Simone Weil comes to Manchester in Lars Iyer’s latest campus novel
The new field of “Disaster Studies” is booming in Lars Iyer’s sixth novel, My Weil. It is a product of the philosophy department at Manchester’s fictional “All Saints Uni”, which, as police helicopters patrol the increasingly dysfunctional city, is home to academics on the make, busily turning “the end of the world into an academic fuel”. The coming apocalypse is full of promise and, if exploited correctly, might propel Disaster Studies students into academic jobs. The trouble is, as the narrator, Johnny, acknowledges of himself and his fellow PhD students, “we’re actually disastrous”.
Johnny and his peers are too busy keeping the “afternoon terrors” of the humanities at bay, by “day drinking” at “Ruin Bar” and filming re-enactments of scenes from Tarkovsky, to work on their dissertations. In their midst, meanwhile, Business Studies postgrads make “a mockery of the PhD student” with their focused, goal-orientated study. “Where’s their doom? Where’s their crushedness? Their diseases of the soul?” The Business Studies students seem oblivious to the fact that a PhD requires nothing short of “reinvent[ing] philosophy all by themselves, or whatever it is we’re doing”.

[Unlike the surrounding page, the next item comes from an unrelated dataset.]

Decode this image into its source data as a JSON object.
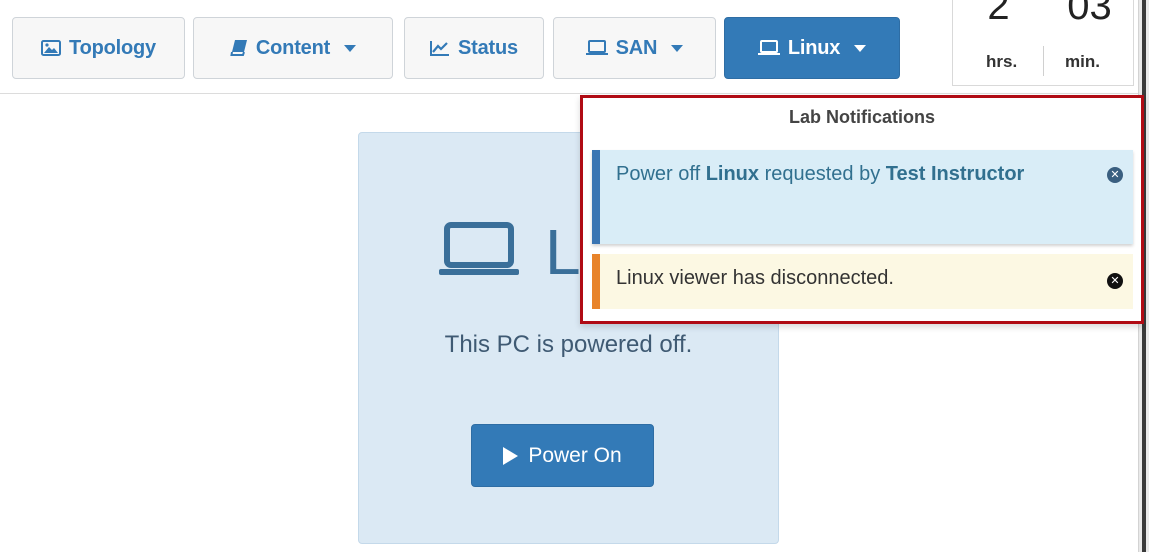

The arrival of a new student who wears nun shoes and calls herself “Simone Weil” does little to address their tormented procrastination. It does, however, add a new dimension to the day drinking, as Simone (who sticks to mineral water), with her unwavering belief in God and the triumph of good, provides a foil to the bleak outlook of the Disaster Studies cohort. The introduction of such a character is typical of Iyer, and My Weil completes a trilogy of sorts, following the author’s fourth novel, Wittgenstein Jr (2014), which features a young Cambridge Professor of Logic dubbed “Wittgenstein”, and his fifth, Nietzsche and the Burbs (TLS, February 7, 2020), with its suburban sixth-former nicknamed “Nietzsche” for his nihilism. If Iyer’s admixture of philosophy and fiction is not exactly subtle, it is nonetheless good fun, and no more so than when it exposes the disjunction between the life of the mind and the contemporary university. We are in the world of the “deep uni”, where figures such as “Professor Bollocks” deliver, to Johnny’s dismay, compulsory PhD lectures on topics such as time management:
TIME! MANAGEMENT! TIME! MANAGEMENT! Within the walls of a uni! As if Henri Bergson never existed! Nor Martin Heidegger! As if Deleuze had never formulated the three syntheses of time!
The grandiose posturing of Johnny and his fellow postgrads is often just as absurd as the conditions imposed by the bureaucracy and management speak of the modern university. It is never quite clear who is responsible for the most bollocks, and Iyer is at his sharpest – and My Weil at its funniest and most moving – when simultaneously lamenting and ridiculing the tragicomic plight of intellectual life in the contemporary world.